Natural fires are largely controlled by climatic conditions, and although it results in vegetation disturbance, can also increase productivity, vegetation diversity and nutrient cycling (Daniau et al., 2010). Vegetation can therefore track climate change directly (lightning ignition, fuel moisture and prevalence of fire weather) and indirectly (changes in vegetation and productivity) (Daniau et al., 2010). In summer rainfall regions, biomass becomes dry and more ignitable during dry winter periods (Scott, 2002). Although interpretation should be done with caution, charcoal records may therefore provide us with an indication of when drier conditions were prevalent, and fire frequency more regular (Scott, 2002). However, lightning is characteristic of subtropical conditions, where it can be associated with rainy conditions. It is therefore important to use a multi-proxy analysis when attempting to reconstruct palaeo-environmental conditions, as the use of pollen data in conjunction with charcoal records will assist in establishing a relationship between

42 vegetation, natural burning, climate change and anthropogenic impacts (Ritchie, 1995; Scott et al., 2000; Whitlock and Larsen, 2001; Scott, 2002)

Some difficulties are experienced in the analytical methods and the interpretation of charcoal data, as outlined by Ritchie (1995). Issues regarding poor chronology in many sediment types hinder the investigation of the history of local fires, once again emphasising the importance of appropriate sites and sediment type. Charcoal taphonomy raises questions regarding the identification of airborne and water-borne sources, particularly in lacustrine deposits (Ritchie, 1995). A further limitation of reconstructing an accurate fire-history is the use of sediment samples at a lower resolution. As the occurrence of natural fires does not occur frequently, the fire history obtained from the sediment samples will only be as accurate as the sediment samples are able to provide (Clark, 1982). To obtain a more detailed fire history, the sediment core would have to be analysed at a very high resolution.

Scott (2002) provides a summary of fire fluctuations in South Africa during the Holocene, although it is clear that correlations in fire history between distant sites are not necessarily expected.
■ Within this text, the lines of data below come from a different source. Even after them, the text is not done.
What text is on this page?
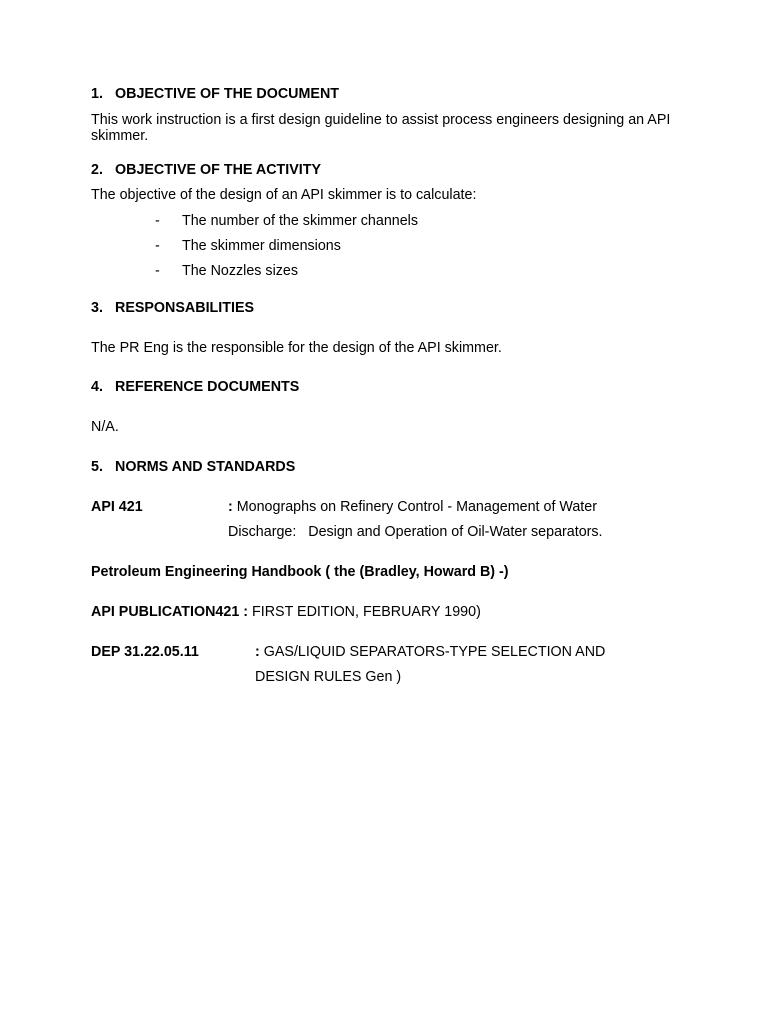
1. OBJECTIVE OF THE DOCUMENT
This work instruction is a first design guideline to assist process engineers designing an API skimmer.
2. OBJECTIVE OF THE ACTIVITY
The objective of the design of an API skimmer is to calculate:
- The number of the skimmer channels
- The skimmer dimensions
- The Nozzles sizes
3. RESPONSABILITIES
The PR Eng is the responsible for the design of the API skimmer.
4. REFERENCE DOCUMENTS
N/A.
5. NORMS AND STANDARDS
API 421	: Monographs on Refinery Control - Management of Water
Discharge:   Design and Operation of Oil-Water separators.
Petroleum Engineering Handbook ( the (Bradley, Howard B) -)
API PUBLICATION421 : FIRST EDITION, FEBRUARY 1990)
DEP 31.22.05.11	: GAS/LIQUID SEPARATORS-TYPE SELECTION AND
DESIGN RULES Gen )
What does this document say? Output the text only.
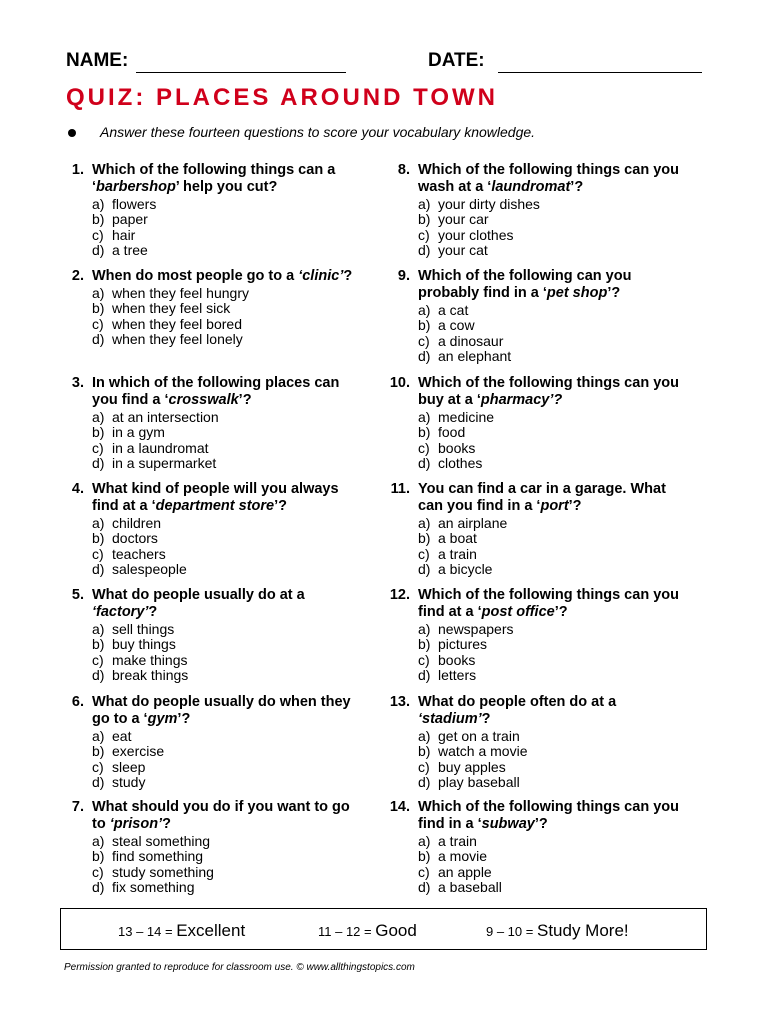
NAME:	DATE:
QUIZ: PLACES AROUND TOWN
Answer these fourteen questions to score your vocabulary knowledge.
1. Which of the following things can a ‘barbershop’ help you cut?
a) flowers
b) paper
c) hair
d) a tree
2. When do most people go to a ‘clinic’?
a) when they feel hungry
b) when they feel sick
c) when they feel bored
d) when they feel lonely
3. In which of the following places can you find a ‘crosswalk’?
a) at an intersection
b) in a gym
c) in a laundromat
d) in a supermarket
4. What kind of people will you always find at a ‘department store’?
a) children
b) doctors
c) teachers
d) salespeople
5. What do people usually do at a ‘factory’?
a) sell things
b) buy things
c) make things
d) break things
6. What do people usually do when they go to a ‘gym’?
a) eat
b) exercise
c) sleep
d) study
7. What should you do if you want to go to ‘prison’?
a) steal something
b) find something
c) study something
d) fix something
8. Which of the following things can you wash at a ‘laundromat’?
a) your dirty dishes
b) your car
c) your clothes
d) your cat
9. Which of the following can you probably find in a ‘pet shop’?
a) a cat
b) a cow
c) a dinosaur
d) an elephant
10. Which of the following things can you buy at a ‘pharmacy’?
a) medicine
b) food
c) books
d) clothes
11. You can find a car in a garage. What can you find in a ‘port’?
a) an airplane
b) a boat
c) a train
d) a bicycle
12. Which of the following things can you find at a ‘post office’?
a) newspapers
b) pictures
c) books
d) letters
13. What do people often do at a ‘stadium’?
a) get on a train
b) watch a movie
c) buy apples
d) play baseball
14. Which of the following things can you find in a ‘subway’?
a) a train
b) a movie
c) an apple
d) a baseball
13 – 14 = Excellent	11 – 12 = Good	9 – 10 = Study More!
Permission granted to reproduce for classroom use. © www.allthingstopics.com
Differences in charcoal patterns at various sites indicate that fire events are merely an indication of local fires which occurred in close proximity to the site (Scott, 2002). An interesting relationship can be seen in records from Lake Eteza and Port Durnford, two coastal swamp sites in KwaZulu-Natal. The records contain zones where charcoal concentrations and Podocarpus pollen concentrations are simultaneously high (Scott, 2002).

Although the reasons for this are unclear and requires further analysis, a possible explanation could be the availability of large amounts of grass fuel (Scott, 2002). At Wonderkrater spring, an increase in fire frequency can be observed at a time which coincides with the arrival of Iron Age culture in the region, and the charcoal peaks can be attributed to local burning. When examined in conjunction with pollen data from the site, it can be inferred that the charcoal is as a result of burning where Zea cultivation took place, as Zea pollen (which must have been produced locally) was not (as Scott (2002) argues), a result of long-distance dispersal. However, at Lake Funduzi in Limpopo Province, charcoal concentrations during the period of Iron Age people are very low (Scott, 2002). This may be an indication that people did not initiate fires in the area. Pollen records show that there may have been impacts from human activities and changes in hydrology, however this does not coincide with charcoal peaks and may be an indication that human presence followed at a later stage. An

43 increase in charcoal concentrations with the arrival of the Iron Age people would be expected, although the charcoal records do not indicate similar situations (Scott, 2002). The importance of using palaeo-environmental information and archaeological evidence in conjunction with charcoal data is therefore essential. The use of charcoal analysis does have potential for estimating fire frequency, although there are constraints within the technique and potentially a need for more sophisticated charcoal analysis techniques (Scott, 2002).